Cytomegalovirus (CMV) infection is the most common complication. In the CAM307 trial, 52.4% of patients receiving alemtuzumab have asymptomatic positive CMV by PCR vs 7.5% of the patients who received chlorambucil. An additional 15.6% of patients on the alemtuzumab arm had symptomatic CMV involvement (CitationHillmen et al 2007).

Close monitoring of CMV copies by PCR during treatment with alemtuzumab allows for detection of asymptomatic reactivation. There should be high suspicion of CMV infection in any patient with unexplained fever, increase in LFTs or respiratory symptoms, even with no detectable CMV in the blood. Typically, if CMV is detected, or if there is a high suspicion on infection, alemtuzumab is temporarily held and antiviral therapy is initiated. Some debate does exist as to what point alemtuzumab should be held and restarted. Published guidelines by CitationO’Brien et al (2006) suggest that alemtuzumab be held only in the setting of severe infection or persistent symptoms.

Once signs and symptoms of infection have resolved, the therapy should be restarted.
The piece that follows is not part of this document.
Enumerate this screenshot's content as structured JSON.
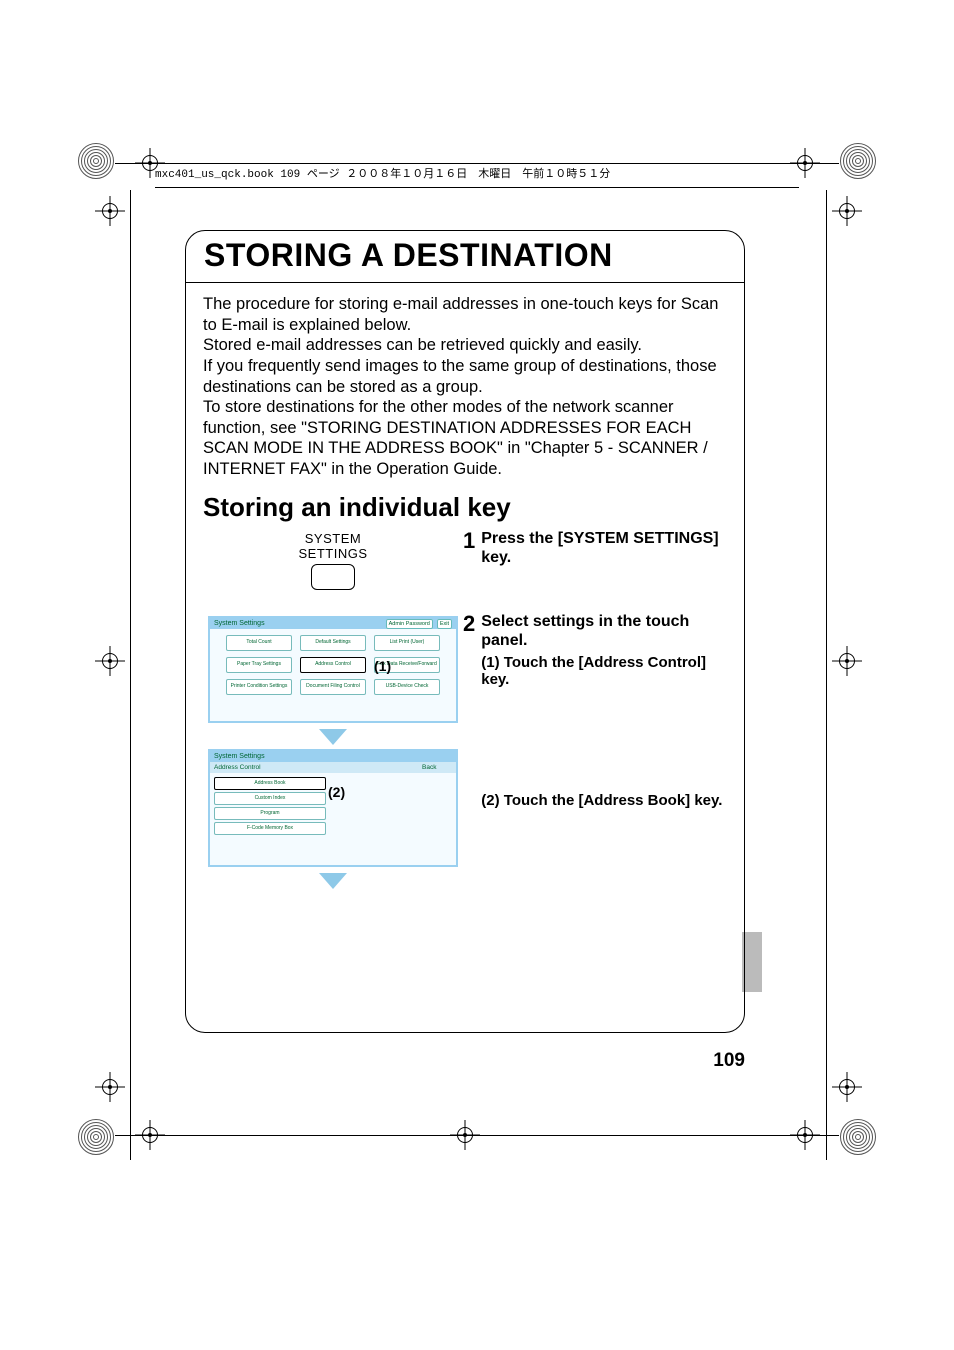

Both symptomatic and asymptomatic CMV in these patients usually responds to gancyclovir. Prophylaxis for prevention of varicella zoster and herpes simplex reactivation, as well as for pneumocystis carinii pneumonia, should also be given throughout treatment. These prophylactic antibiotics and CMV monitoring should be continued following alemtuzumab for approximately 6–8 months, and at least until recovery of CD4+ T-cells.

Conclusion

Alemtuzumab’s role continues to expand. Early trials showed alemtuzumab’s value in refractory disease and helped to define its excellent activity in the bone marrow, spleen and 17p deleted patients. With this data, additional trials were developed in an attempt to further expand its role. The CAM307 trial has demonstrated alemtuzumab’s efficacy as monotherapy in the front-line setting. Especially promising is the trend toward improved response in patients with high risk cytogenic abnormalities (particularly 17p del). This trend requires further investigation but notwithstanding, alemtuzumab is a reasonable first-line choice for this population. The various consolidation trials have also provided promising results of achieving eradication of minimal residual disease (MRD). Although the ultimate benefit of achieving MRD negativity remains under investigation, alemtuzumab’s potent activity on the bone marrow will likely make it an important part of combination therapy.